Small, Cheap AI Models Match Mythos on Flagship Vulnerability Finds

Security firm AISLE ran Anthropic’s showcase Mythos vulnerabilities through small, open-weights models and found they recovered much of the same analysis. All eight models tested detected the flagship FreeBSD exploit, including a 3.6B-parameter model costing $0.11 per million tokens. A 5.1B-active model reproduced the core chain behind the 27-year-old OpenBSD bug. On a basic security reasoning benchmark, small open models outperformed most frontier models from every major lab.

AISLE argues that AI cybersecurity capability is “jagged” - it doesn’t scale smoothly with model size or price, and the rankings reshuffle completely across different task types. There is no stable best model. The real pipeline decomposes into broad-spectrum scanning, vulnerability detection, triage, patch generation, and exploit construction, each with different scaling properties. Their own system has produced over 180 validated CVEs across 30+ projects using multiple model families, with Anthropic’s models not consistently on top.

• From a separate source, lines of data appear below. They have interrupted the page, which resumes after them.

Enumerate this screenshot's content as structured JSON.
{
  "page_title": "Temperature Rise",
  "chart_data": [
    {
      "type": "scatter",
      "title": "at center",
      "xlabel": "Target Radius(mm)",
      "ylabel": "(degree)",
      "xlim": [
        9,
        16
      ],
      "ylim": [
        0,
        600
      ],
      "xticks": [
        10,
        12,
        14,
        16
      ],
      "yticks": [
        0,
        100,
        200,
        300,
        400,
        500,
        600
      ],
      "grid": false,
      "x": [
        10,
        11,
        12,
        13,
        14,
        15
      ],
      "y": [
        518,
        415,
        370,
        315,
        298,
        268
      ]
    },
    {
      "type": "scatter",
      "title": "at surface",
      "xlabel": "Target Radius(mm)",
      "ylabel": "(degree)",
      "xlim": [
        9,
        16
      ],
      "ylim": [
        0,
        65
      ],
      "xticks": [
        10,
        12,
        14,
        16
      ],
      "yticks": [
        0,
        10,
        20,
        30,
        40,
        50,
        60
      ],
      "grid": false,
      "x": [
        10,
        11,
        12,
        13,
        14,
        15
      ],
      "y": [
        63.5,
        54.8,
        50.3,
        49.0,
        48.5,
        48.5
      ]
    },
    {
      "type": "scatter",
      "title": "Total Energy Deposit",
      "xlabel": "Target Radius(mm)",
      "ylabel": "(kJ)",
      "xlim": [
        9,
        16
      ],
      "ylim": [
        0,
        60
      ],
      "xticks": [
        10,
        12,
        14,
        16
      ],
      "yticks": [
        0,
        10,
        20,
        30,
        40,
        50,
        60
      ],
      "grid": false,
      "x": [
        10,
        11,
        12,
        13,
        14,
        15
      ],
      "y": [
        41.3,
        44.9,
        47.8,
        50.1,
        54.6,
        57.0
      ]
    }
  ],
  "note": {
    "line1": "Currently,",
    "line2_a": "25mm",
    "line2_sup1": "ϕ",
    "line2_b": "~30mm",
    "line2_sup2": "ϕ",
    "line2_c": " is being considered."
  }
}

The central thesis: the moat in AI cybersecurity is the orchestration system - targeting, iterative deepening, validation, triage, and maintainer trust - not any single model. Cheap models deployed broadly with expert scaffolding can outperform one expensive model that has to guess where to look. Mythos validates that the category is real, but the open question remains how to make it work at scale with maintainer trust, and that problem isn’t model-bound.